People's Home Journal
- Categories: Women's magazine
- Frequency: Monthly
- Publisher: F. M. Lupton (1885-1929)
- Founded: 1885
- Final issue: 1929
- Country: USA
- Based in: New York City
- Language: English

= People's Home Journal =

General interest magazine (1885–1929)

People's Home Journal was a general-interest magazine that ran from 1885 to 1929. It was directed toward women, housewives and families. A typical issue would feature recipes, household tips, humorous and informative tidbits, poems, and short stories of lighthearted adventure, mystery and suspense. The earliest issues also contained articles on agricultural subjects. PHJ also sold its own line of sewing patterns and embroidery transfers. These were featured in a catalog called The Home Dressmaker and Needlework Instructor (debut 1924).

This magazine championed "bird sanctuaries." The purpose was to protect them and their natural habitat from prey and other dangers.
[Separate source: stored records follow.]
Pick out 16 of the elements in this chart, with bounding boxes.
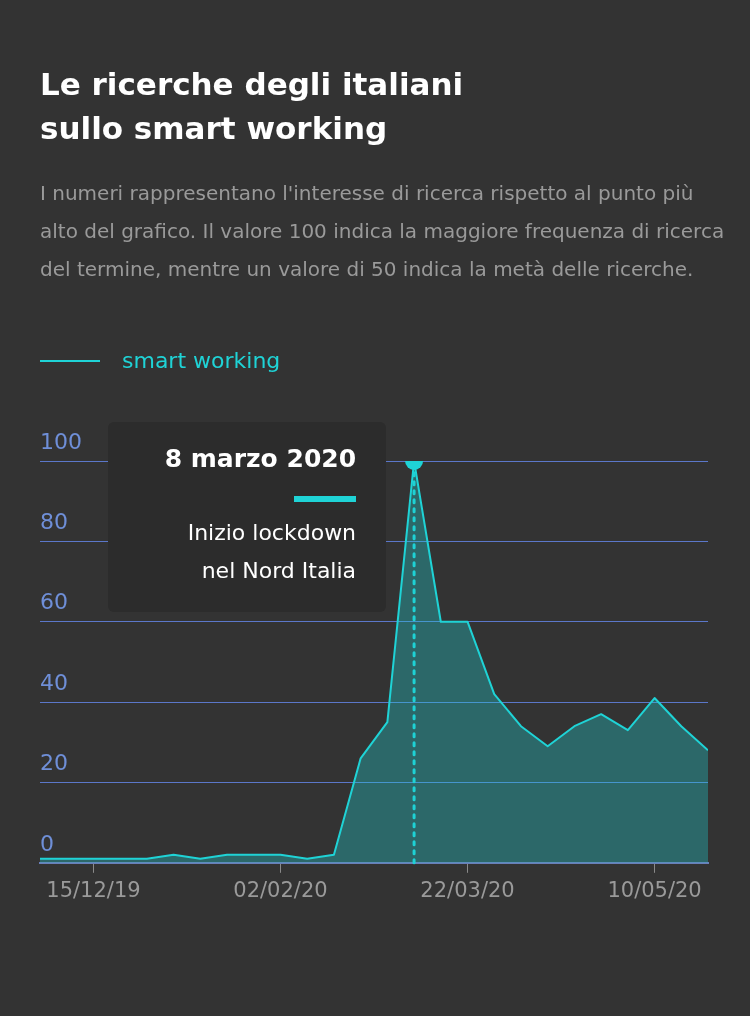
callout-box: 8 marzo 2020 Inizio lockdown nel Nord Italia [108, 422, 387, 612]
y-tick-label: 40 [40, 669, 68, 695]
chart-subtitle: I numeri rappresentano l'interesse di ricerca rispetto al punto più alto del grafico. Il valore 100 indica la maggiore frequenza di ricerca del termine, mentre un valore di 50 indica la metà delle ricerche. [40, 180, 726, 283]
annotation: 8 marzo 2020 [164, 444, 357, 473]
x-tick-label: 10/05/20 [607, 877, 702, 902]
x-tick-label: 22/03/20 [420, 877, 515, 902]
y-tick-label: 80 [40, 509, 68, 535]
y-tick-label: 0 [40, 830, 54, 856]
y-tick-label: 100 [40, 428, 82, 454]
y-tick-label: 60 [40, 589, 68, 615]
chart-title: Le ricerche degli italiani sullo smart working [40, 65, 465, 148]
legend-label: smart working [122, 348, 281, 373]
y-tick-label: 20 [40, 750, 68, 776]
x-tick-label: 02/02/20 [233, 877, 328, 902]
x-tick-label: 15/12/19 [46, 877, 141, 902]
annotation: Inizio lockdown nel Nord Italia [186, 519, 357, 585]
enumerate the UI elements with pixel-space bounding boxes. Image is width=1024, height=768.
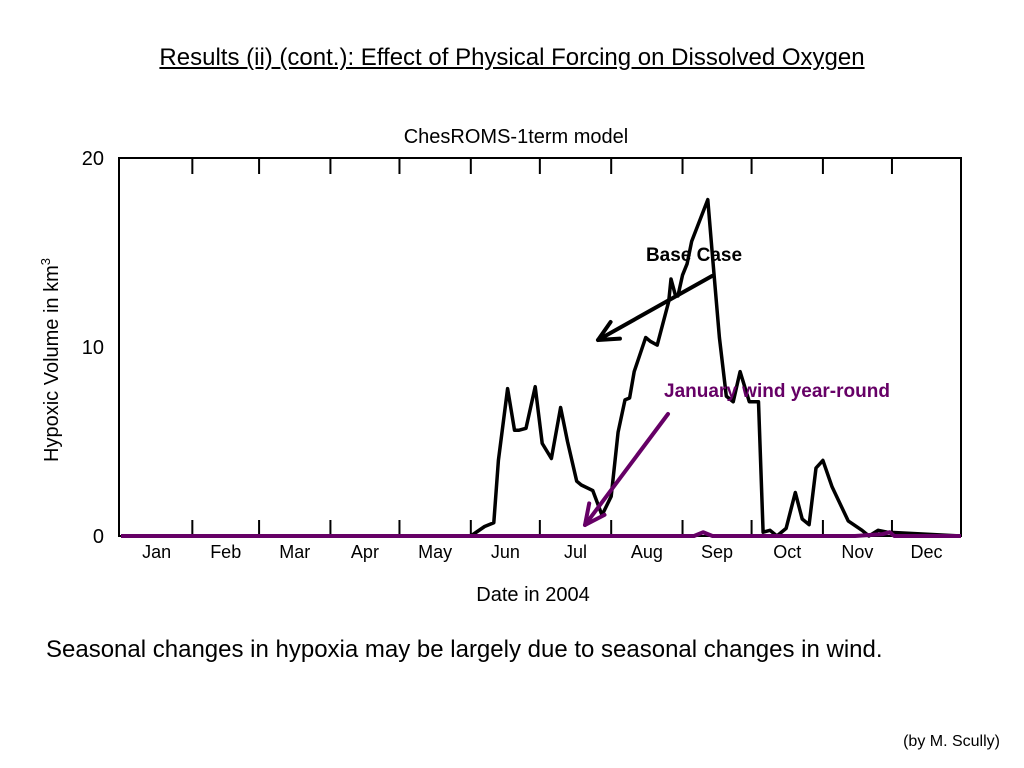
data-point: [484, 526, 485, 527]
plot-frame: [118, 157, 962, 537]
x-axis-label: Date in 2004: [476, 584, 589, 606]
data-point: [634, 371, 635, 372]
data-point: [535, 386, 536, 387]
x-tick-label: Jan: [142, 542, 171, 562]
x-tick-label: May: [418, 542, 452, 562]
annotation-arrow-base-case-head: [596, 319, 622, 342]
data-point: [650, 341, 651, 342]
y-axis-label: Hypoxic Volume in km3: [38, 258, 63, 462]
x-tick-label: Feb: [210, 542, 241, 562]
data-point: [618, 432, 619, 433]
y-tick-label: 10: [82, 337, 104, 359]
annotation-arrow-january-wind-head: [583, 501, 607, 527]
x-tick-label: Mar: [279, 542, 310, 562]
data-point: [961, 536, 962, 537]
data-point: [682, 275, 683, 276]
data-point: [578, 536, 579, 537]
data-point: [526, 428, 527, 429]
chart-title: ChesROMS-1term model: [404, 126, 629, 148]
data-point: [763, 532, 764, 533]
data-point: [707, 534, 708, 535]
data-point: [721, 536, 722, 537]
data-point: [769, 530, 770, 531]
takeaway-text: Seasonal changes in hypoxia may be large…: [46, 636, 883, 663]
x-tick-label: Sep: [701, 542, 733, 562]
x-tick-label: Jul: [564, 542, 587, 562]
data-point: [625, 399, 626, 400]
credit-text: (by M. Scully): [903, 733, 1000, 750]
data-point: [882, 534, 883, 535]
x-tick-label: Oct: [773, 542, 801, 562]
data-point: [894, 536, 895, 537]
data-point: [698, 534, 699, 535]
data-point: [809, 524, 810, 525]
y-tick-label: 0: [93, 526, 104, 548]
data-point: [740, 371, 741, 372]
data-point: [551, 458, 552, 459]
data-point: [889, 532, 890, 533]
annotation-january-wind: January wind year-round: [664, 381, 890, 402]
data-point: [832, 486, 833, 487]
data-point: [645, 337, 646, 338]
x-tick-label: Aug: [631, 542, 663, 562]
data-point: [576, 481, 577, 482]
data-point: [611, 496, 612, 497]
data-point: [717, 536, 718, 537]
data-point: [592, 490, 593, 491]
data-point: [514, 430, 515, 431]
data-point: [707, 199, 708, 200]
data-point: [493, 522, 494, 523]
data-point: [560, 407, 561, 408]
x-tick-label: Apr: [351, 542, 379, 562]
x-tick-label: Nov: [841, 542, 873, 562]
data-point: [542, 443, 543, 444]
data-point: [519, 430, 520, 431]
data-point: [802, 518, 803, 519]
y-tick-label: 20: [82, 148, 104, 170]
data-point: [855, 536, 856, 537]
annotation-base-case: Base Case: [646, 245, 742, 266]
data-point: [121, 536, 122, 537]
data-point: [694, 536, 695, 537]
data-point: [498, 460, 499, 461]
slide-title: Results (ii) (cont.): Effect of Physical…: [159, 44, 865, 71]
data-point: [795, 492, 796, 493]
data-point: [862, 530, 863, 531]
data-point: [581, 484, 582, 485]
data-point: [878, 530, 879, 531]
data-point: [629, 398, 630, 399]
data-point: [848, 520, 849, 521]
x-tick-label: Jun: [491, 542, 520, 562]
data-point: [691, 241, 692, 242]
data-point: [657, 345, 658, 346]
data-point: [719, 337, 720, 338]
data-point: [703, 532, 704, 533]
x-tick-label: Dec: [910, 542, 942, 562]
data-point: [671, 278, 672, 279]
series-line-january-wind: [121, 530, 961, 538]
y-axis-label-superscript: 3: [38, 258, 53, 265]
data-point: [786, 528, 787, 529]
annotation-arrow-base-case: [596, 274, 714, 342]
data-point: [507, 388, 508, 389]
series-line-base-case: [121, 197, 962, 538]
annotation-arrow-january-wind: [583, 412, 670, 527]
data-point: [822, 460, 823, 461]
hypoxic-volume-chart: ChesROMS-1term model Jan Feb Mar Apr May Jun Ju…: [38, 126, 962, 606]
data-point: [567, 441, 568, 442]
data-point: [816, 467, 817, 468]
data-point: [712, 536, 713, 537]
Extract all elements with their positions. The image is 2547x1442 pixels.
They also championed "little gardens." The central belief was that the cultivation of just small plots would help combat hunger, in the post-World War I era.

==History ==
It was published in New York by F. M. (Frank Moore) Lupton. The presidency was turned over to Moody B. (Bliss) Gates in 1912. Its monthly circulation hovered around one million for many years. That ranked among the highest in the industry. A big-name short story contributor to the magazine was author Ellis Parker Butler.